Aller retour en plein hiver

Il y a des auteurs que l’on aime retrouver régulièrement, que l’on suit, un peu les yeux fermés, dans chacune de leurs expérimentations. Parfois déçus, souvent confortés dans l’idée qu’ils sont de grands auteurs, nous abordons avec eux des nouveaux plaisirs de lecture.

En ce début d’année 2012, il en est deux parmi ces auteurs que nous retrouvons avec plaisir : Frédéric Bezian  et Paco Roca.

Pour lepremier, depuis longtemps, vos trois libraires (préférés !) sont entièrement voués à la cause de ce très grand dessinateur. « Ne Touchez à Rien« , « Les Gardes-Fous » sont autant d’albums que nous mettons entre les mains de lecteurs en quête de nouvelles expériences. Son graphisme sec et anguleux, ses scénarios complexes, ses choix de couleurs,… sont sans conteste des marques d’indépendance de style qu’il instille avec brio. Il impose une ambiance crépusculaire où le mystère mêlé aux expériences intimes ne sont pas étrangers. Si l’album sur Bourdelle était trop abscon pour moi et son journal personnel anecdotique, je sentais que « Aller-Retour » allait être une bonne expérience de lecture.

Bingo ! Mais attention là encore, Bézian est un auteur exigeant dont les oeuvres ne se laissent pas percer dès les premières pages, il faut du temps et se laisser s’imprégner de l’atmosphère surannée et nostalgique.
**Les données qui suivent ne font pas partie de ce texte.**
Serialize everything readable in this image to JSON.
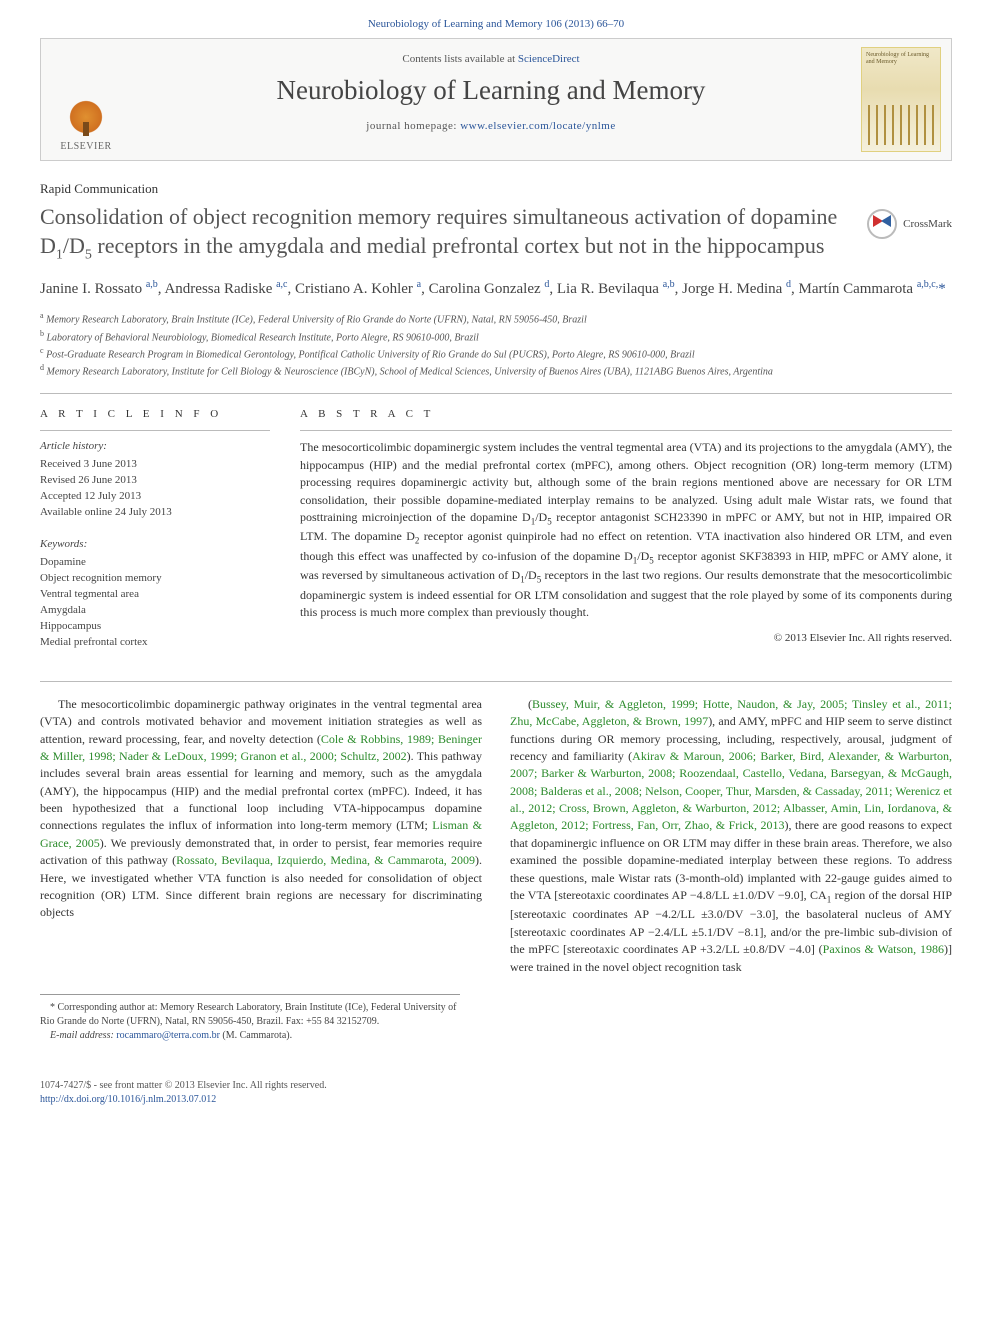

Pour qu’enfin – à la fin – tout se dévoile… Dès lors, l’errance de Basile Far, cet homme aux pensées intérieures riches et virevoltantes, dans une petite bourgade de province prend tout son sens. Et les bouffées des années 60-70 tout autant.
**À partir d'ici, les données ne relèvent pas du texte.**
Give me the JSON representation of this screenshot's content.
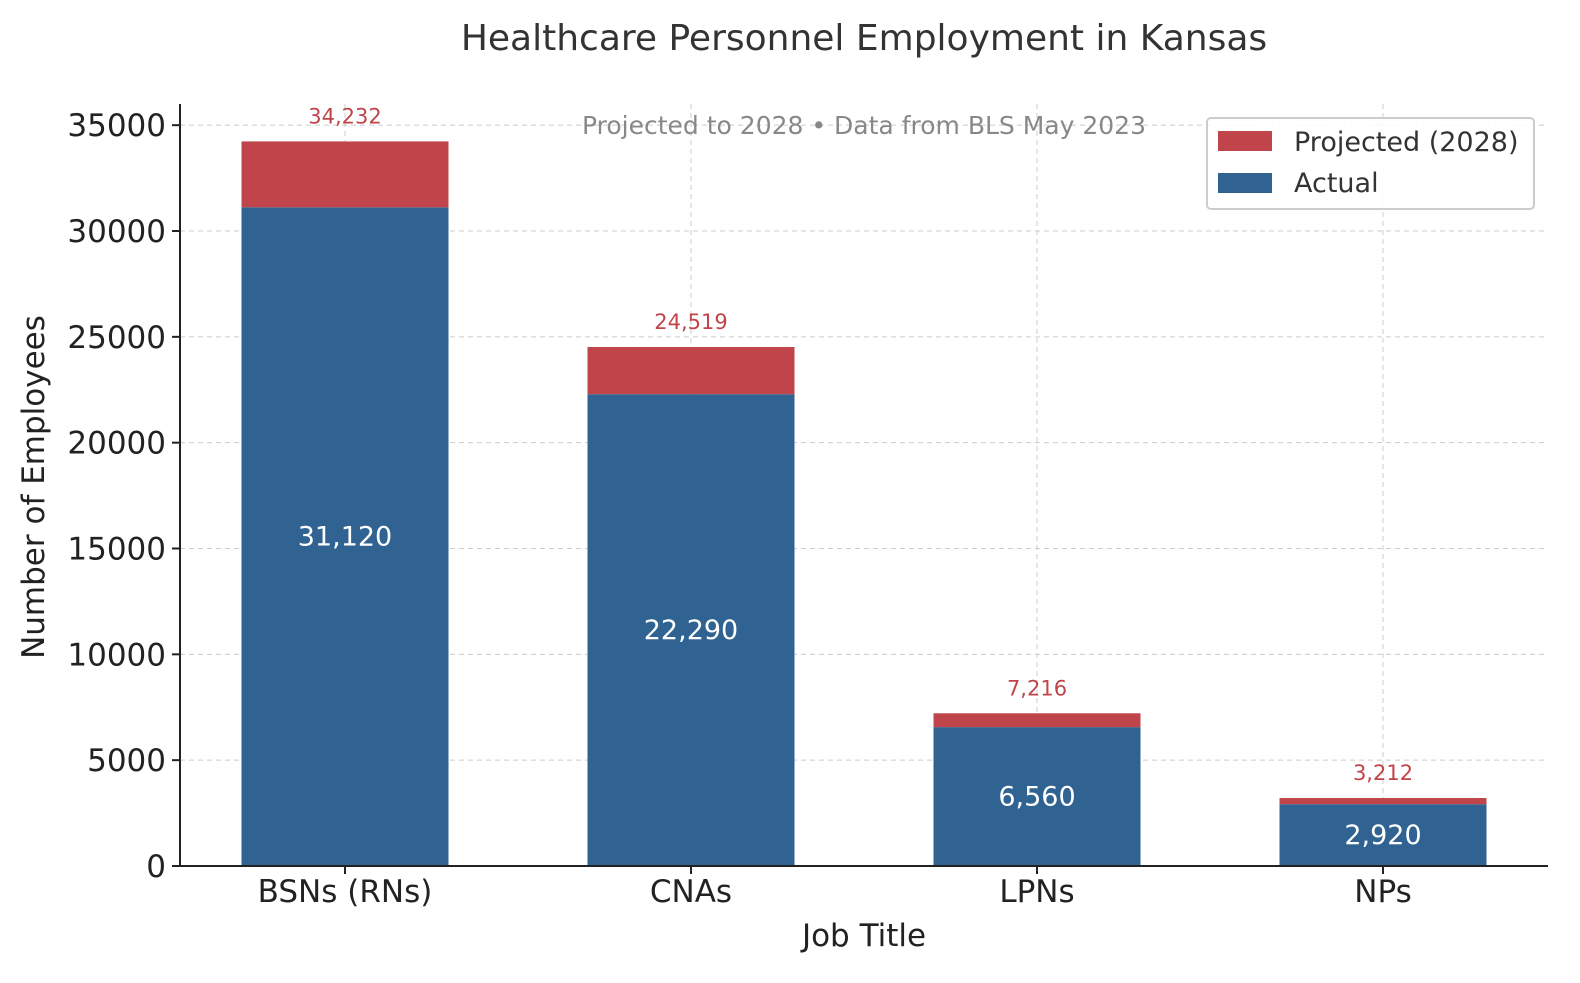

J’avais découvert pour la première fois le travail de Paco Roca dans le très inquiétant et très surprenant « Le Jeu Lugubre » où il revisitait la vie de Salvador Dali. J’avais apprécié « Rides » et le traitement juste et sans pathos apporté sur la maladie d’Alzheimer. « L’Ange de la Retirada » avait également attiré ma sympathie. Ici, avec « L’Hiver du Dessinateur », Paco Roca brosse le quotidien de dessinateurs de bandes dessinées espagnols dans la fin des années 50. En faisant des bonds dans le temps, Roca, s’appuyant sur des témoignages divers et une solide documentation (agrémentés de souvenirs de lectures personnelles sans aucun doute) nous fait pénétrer dans la rédaction du magazine Pulgarcito détenu par les éditions Bruguera. Ces dernières tenaient d’une main de fer la destinée de nombreux auteurs et maintenaient à tout prix le monopole, n’hésitant pas à briser les volontés d’émancipation de certains dessinateurs voulant créer leur propre revue. Avec finesse, Roca restitue une société figée dans le Franquisme où toutes les libertés n’ont pas leur place.  Avec nostalgie mais sans larmoyance et surtout en étant accessible aux lecteurs français que nous sommes, il réinvoque une époque. En plus c’est un très bel objet. A ce propos, je pense que les couleurs différentes de chaque cahier du livre doivent faire référence aux couleurs des cahiers des magazines de l’époque. Quelqu’un peut confirmer ?

En tout cas, deux bien belles lectures !!